Brimstone Valley Mall delivers demonic delights
Last updated on September 4th, 2020
Last August I was typing like my life depended on it, attempting to live-tweet one of the final panels in Podcast Movement’s inaugural audio fiction track. During the final moments Whisperforge’s Kristen DiMercurio, known to most as Dr. Grissom in Ars Paradoxica, casually announced her first podcast as a writer and showrunner would be a show about some demons working in a mall in 1999.
I, and many others, were immediately charmed by the idea. One delightfully Angelfire-esque promo website, a successful $8,000 IndieGoGo campaign, and a calendar year later that show’s first season has wrapped with a two-part finale. Now that all of Brimstone Valley Mall is out, it’s time to step back and take stock of what DiMercurio and her crew brought to the Whisperforge family.
Spoiler alert: it’s fun.
At the risk of sounding like a boring English teacher I can’t help but praise BVM for its compact nature. The premise itself could be the engine that powers a semi-infinite loosely-written audio fiction series that runs for triple-digit episodes, occasional moments of actual plot swelling near the season finales before falling back into a comfortable background hum of fun tropes and plots referencing pop culture.
BVM occasionally stops to smell the roses of meta-jokes and parody, but rarely loses that consistent thread of progress. The ticking clock of consequences and motivations stops for nobody. Every character is clearly defined and carves out a distinct voice in a sea of demon names that can sound dangerously similar at times. The writing is then bolstered with a strong cast of actors that even manage to bring a sense of 1999 to their performances. Elliot Gindi’s performance as Misroch reaches such wonderful heights of uptight scheming the alternate universe 1999 animated series version of Brimstone Valley Mall would’ve had to cast Rob Paulsen to get anywhere close.
While the cast is jam-packed with winners, the shining star for me on both a character and performance level is dear, sweet Asmoraius. Mark Wolf Roberts delivers an unabashedly flirty lust demon that frequently embraces the fact the show’s already marked Explicit on iTunes for language.
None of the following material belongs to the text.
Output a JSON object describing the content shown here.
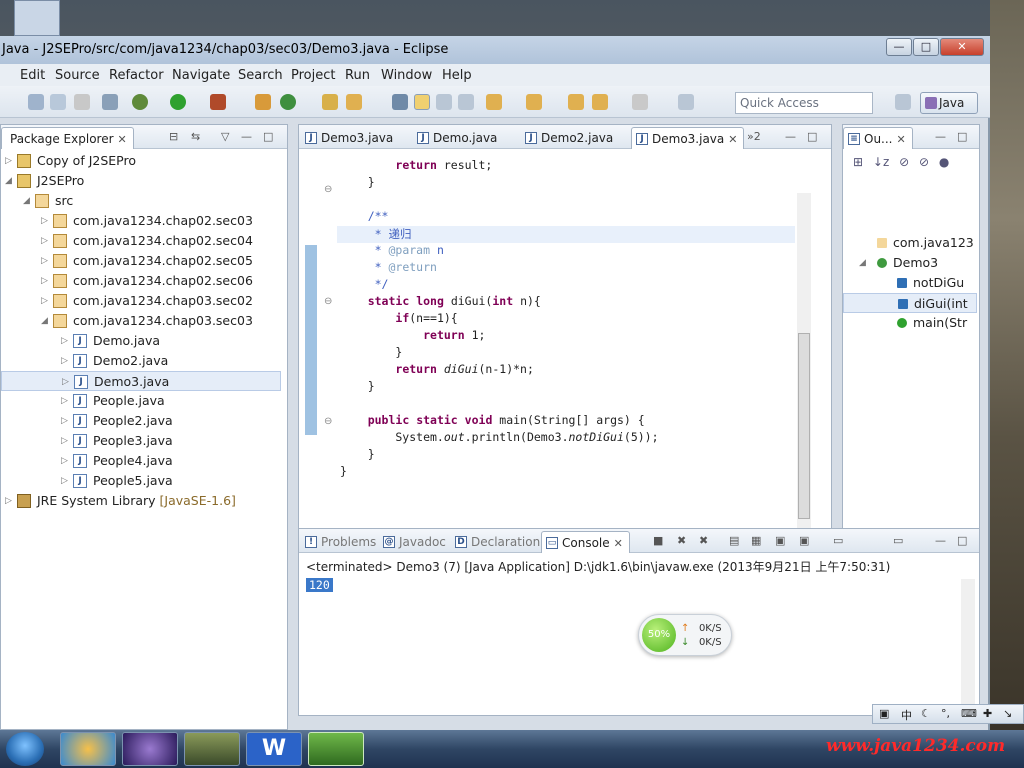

It’s a rare sight in larger indie audio fiction series to embrace overtly sexual characters/situations outside the confines of being An Erotica Podcast, BVM has taken a similar path taken by network neighbor Caravan. The show never strays over the line into outright sex-foley-is-used-in-a-scene territory (à la Dreamboy or Starship Aleria). Asmoraius simply brings the steamy energy to every scene he drifts through. to make scenes as gay and steamy as possible.
The sound design work of Jeffrey Nils Gardner and Jared Paul pays off like a slot machine throughout season one. Not only are the set pieces amazing (the arcade and carousel in the opening first two episodes alone are enough to get one’s attention), they survive impact with the enemy of all audio drama: garbage speakers. I’ve played BVM through everything from my $50 bluetooth earbuds to the speakers of a work van that’ve been worn down from years of fart rock and competing against tire noise. Somehow though all this BVM remained listen-able for a vast majority of scenes. Every few scenes I encounter a sublime moment of someone skilled in their craft absolutely, shamelessly flexing on me. Those more complex scenes in BVM play out like magic tricks: cool to the average passer-by, absolutely captivating to anyone who knows their EQ from a hole in the ground.
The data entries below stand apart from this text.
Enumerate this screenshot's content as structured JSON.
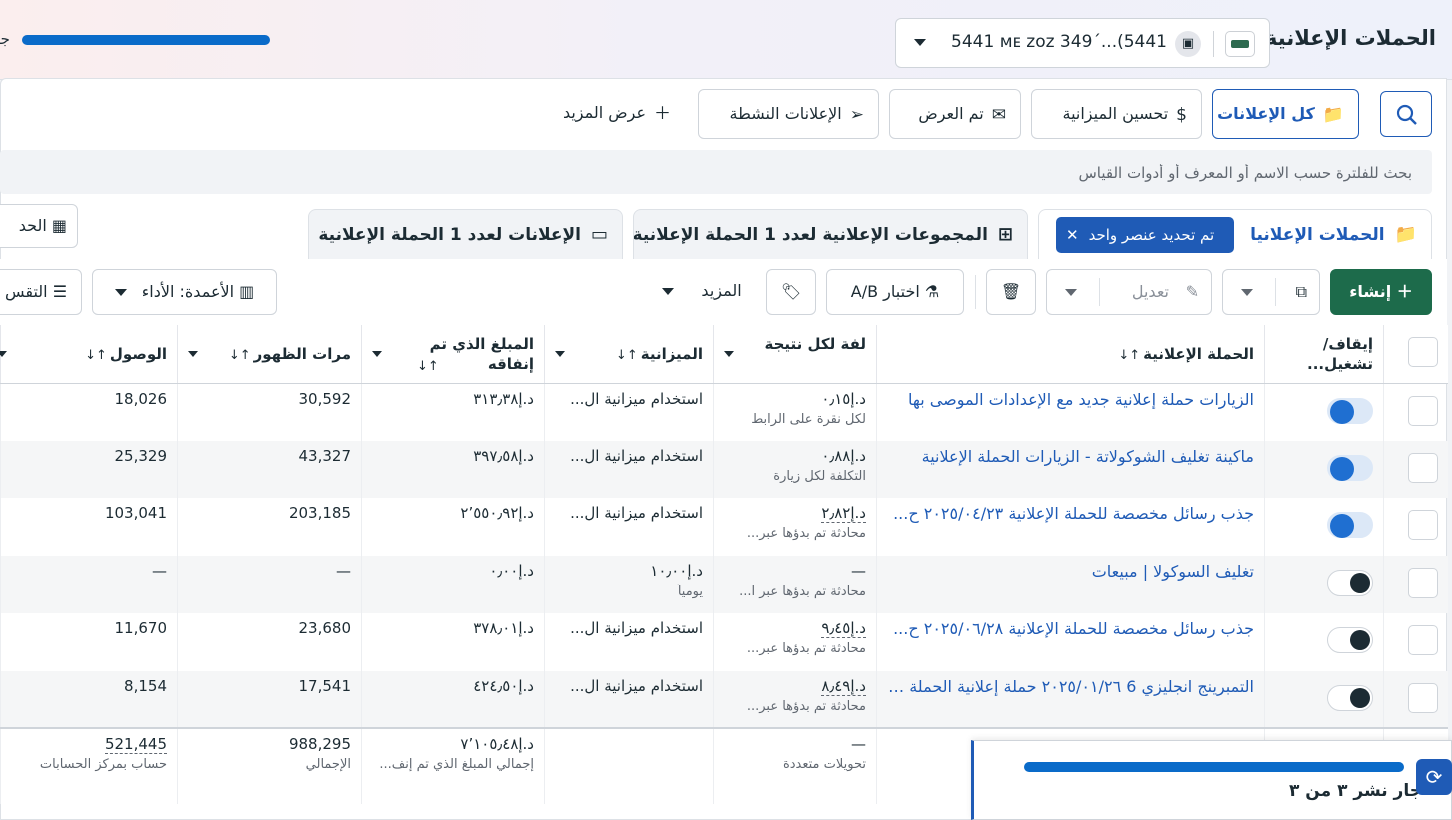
{
  "header": {
    "title": "الحملات الإعلانية",
    "account_text": "5441 ᴍᴇ ᴢᴏᴢ 349ˊ...(5441",
    "cut_text": "جا"
  },
  "filter_chips": [
    {
      "label": "كل الإعلانات",
      "icon": "folder-icon"
    },
    {
      "label": "تحسين الميزانية",
      "icon": "dollar-icon"
    },
    {
      "label": "تم العرض",
      "icon": "envelope-icon"
    },
    {
      "label": "الإعلانات النشطة",
      "icon": "send-icon"
    },
    {
      "label": "عرض المزيد",
      "icon": "plus-icon"
    }
  ],
  "search": {
    "placeholder": "بحث للفلترة حسب الاسم أو المعرف أو أدوات القياس"
  },
  "tabs": {
    "campaigns": "الحملات الإعلانيا",
    "selected_badge": "تم تحديد عنصر واحد",
    "adsets": "المجموعات الإعلانية لعدد 1 الحملة الإعلانية",
    "ads": "الإعلانات لعدد 1 الحملة الإعلانية",
    "left_cut": "الحد"
  },
  "toolbar": {
    "create": "إنشاء",
    "edit": "تعديل",
    "ab_test": "اختبار A/B",
    "more": "المزيد",
    "columns": "الأعمدة: الأداء",
    "breakdown": "التقس"
  },
  "columns": {
    "toggle": "إيقاف/ تشغيل...",
    "campaign": "الحملة الإعلانية",
    "cost_per_result": "لفة لكل نتيجة",
    "budget": "الميزانية",
    "amount_spent": "المبلغ الذي تم إنفاقه",
    "impressions": "مرات الظهور",
    "reach": "الوصول"
  },
  "rows": [
    {
      "on": true,
      "name": "الزيارات حملة إعلانية جديد مع الإعدادات الموصى بها",
      "cost": "د.إ٠٫١٥",
      "cost_sub": "لكل نقرة على الرابط",
      "budget": "استخدام ميزانية ال...",
      "budget_sub": "",
      "spent": "د.إ٣١٣٫٣٨",
      "impressions": "30,592",
      "reach": "18,026"
    },
    {
      "on": true,
      "name": "ماكينة تغليف الشوكولاتة - الزيارات الحملة الإعلانية",
      "cost": "د.إ٠٫٨٨",
      "cost_sub": "التكلفة لكل زيارة",
      "budget": "استخدام ميزانية ال...",
      "budget_sub": "",
      "spent": "د.إ٣٩٧٫٥٨",
      "impressions": "43,327",
      "reach": "25,329"
    },
    {
      "on": true,
      "name": "جذب رسائل مخصصة للحملة الإعلانية ٢٠٢٥/٠٤/٢٣ ح...",
      "cost": "د.إ٢٫٨٢",
      "cost_sub": "محادثة تم بدؤها عبر...",
      "budget": "استخدام ميزانية ال...",
      "budget_sub": "",
      "spent": "د.إ٢٬٥٥٠٫٩٢",
      "impressions": "203,185",
      "reach": "103,041"
    },
    {
      "on": false,
      "name": "تغليف السوكولا | مبيعات",
      "cost": "—",
      "cost_sub": "محادثة تم بدؤها عبر ا...",
      "budget": "د.إ١٠٫٠٠",
      "budget_sub": "يومياً",
      "spent": "د.إ٠٫٠٠",
      "impressions": "—",
      "reach": "—"
    },
    {
      "on": false,
      "name": "جذب رسائل مخصصة للحملة الإعلانية ٢٠٢٥/٠٦/٢٨ ح...",
      "cost": "د.إ٩٫٤٥",
      "cost_sub": "محادثة تم بدؤها عبر...",
      "budget": "استخدام ميزانية ال...",
      "budget_sub": "",
      "spent": "د.إ٣٧٨٫٠١",
      "impressions": "23,680",
      "reach": "11,670"
    },
    {
      "on": false,
      "name": "التمبرينج انجليزي 6 ٢٠٢٥/٠١/٢٦ حملة إعلانية الحملة الإ...",
      "cost": "د.إ٨٫٤٩",
      "cost_sub": "محادثة تم بدؤها عبر...",
      "budget": "استخدام ميزانية ال...",
      "budget_sub": "",
      "spent": "د.إ٤٢٤٫٥٠",
      "impressions": "17,541",
      "reach": "8,154"
    }
  ],
  "totals": {
    "cost": "—",
    "cost_sub": "تحويلات متعددة",
    "spent": "د.إ٧٬١٠٥٫٤٨",
    "spent_sub": "إجمالي المبلغ الذي تم إنف...",
    "impressions": "988,295",
    "impressions_sub": "الإجمالي",
    "reach": "521,445",
    "reach_sub": "حساب بمركز الحسابات"
  },
  "publish": {
    "text": "جار نشر ٣ من ٣"
  },
  "colors": {
    "accent": "#1f5bb6",
    "create": "#1d6b4b",
    "progress": "#0a6bc9"
  }
}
Given the show stars a cast of demons with a modernized take on the classic flanged-to-hell-and-back Demon Voice, there’s quite a few moments where the audio can get a little muddled. I’ve listened to one particular scene in the finale where a demon voice is projected through speakers on a stage twice through my “good” headphones and I’ve yet to figure out what’s being said save for context clues. It’s an issue that normally isn’t too big of a deal with audio drama as transcripts become de facto requirements on podcast websites, but it’s still an issue I bumped into.
Which leads to the bigger issue: Brimstone Valley Mall, as of this writing, hasn’t updated episodes on the website to include transcripts beyond the initial two episodes that dropped on launch day in 2019. Both of those transcripts are excellent, including some excellent descriptions of SFX and . They’re true transcripts with full descriptions, not phoned-in copy/paste jobs from the original scripts.
It’s a fixable problem, but an unfortunate oversight to have happened in the first place in a show where character voices frequently take on intense distortion. I can see the lack of transcripts being a significant issue for folks with more auditory processing issues than myself. There’s also a handful of other odd omissions and bits that beg to be buffed out, including a lack of press kit, a typo in a crew member’s name, and no direct push to follow to the show’s excellent Twitter account.
In the canon itself BVM stays on-point save for one odd dalliance. The B plot of the episode in question is a Serial parody in which Asmoraius interviews a handful of people who are, in reality, podcasters playing demonic versions of themselves (save for one playing an actual character from their own that serves as a wink at it being canonical with BVM). The segment feels like it takes up about ten minutes of the 22 minute runtime and serves as comic relief for the joke-light A plot. From a structural standpoint I get the purpose it serves, but the specific combination of a Serial parody in 2020 with a glut of tongue-in-cheek cameos coats the scenes in Bonus Episode Energy. The overall package feels like a piece of extra-canonical content one usually finds in a bonus upload or siloed on a Patreon account.
It’s not inherently bad, to be clear. The scenes are cheesy as the quesadilla I made this morning for sure, but not without their moments. Even with those moments, though, I could never shake the feeling I was listening to something one step over the line into self-aware humor. And that’s saying something for the amount of times BVM punches through the damp cardboard that comprises its fourth wall. Just know that if the idea of such a scene feels like a sticking point the payoff is well worth your patience.
BVM has such a nerdy, passionate crew they took the time to score ad reads with 500 year-old music written on a person’s butt in a Hieronymus Bosch painting. There’s a lot of care taken with this show that carries through into the manic goblin energy directed through its Twitter presence. It’s a fun show to follow both in-universe and in the meta. As a package season one is a satisfying comedic romp, warts and all. I cannot wait for what fun quirks the show’s next round of crowdfunding will bring along with whatever season two might look like after, well, that whole finale. A wonderful audio drama adventure full of 90s nostalgia projected through a crew of delightfully evil characters. It’s a hell of a good time.
Update: Brimstone Valley Mall has since updated their website to include full transcripts for every episode.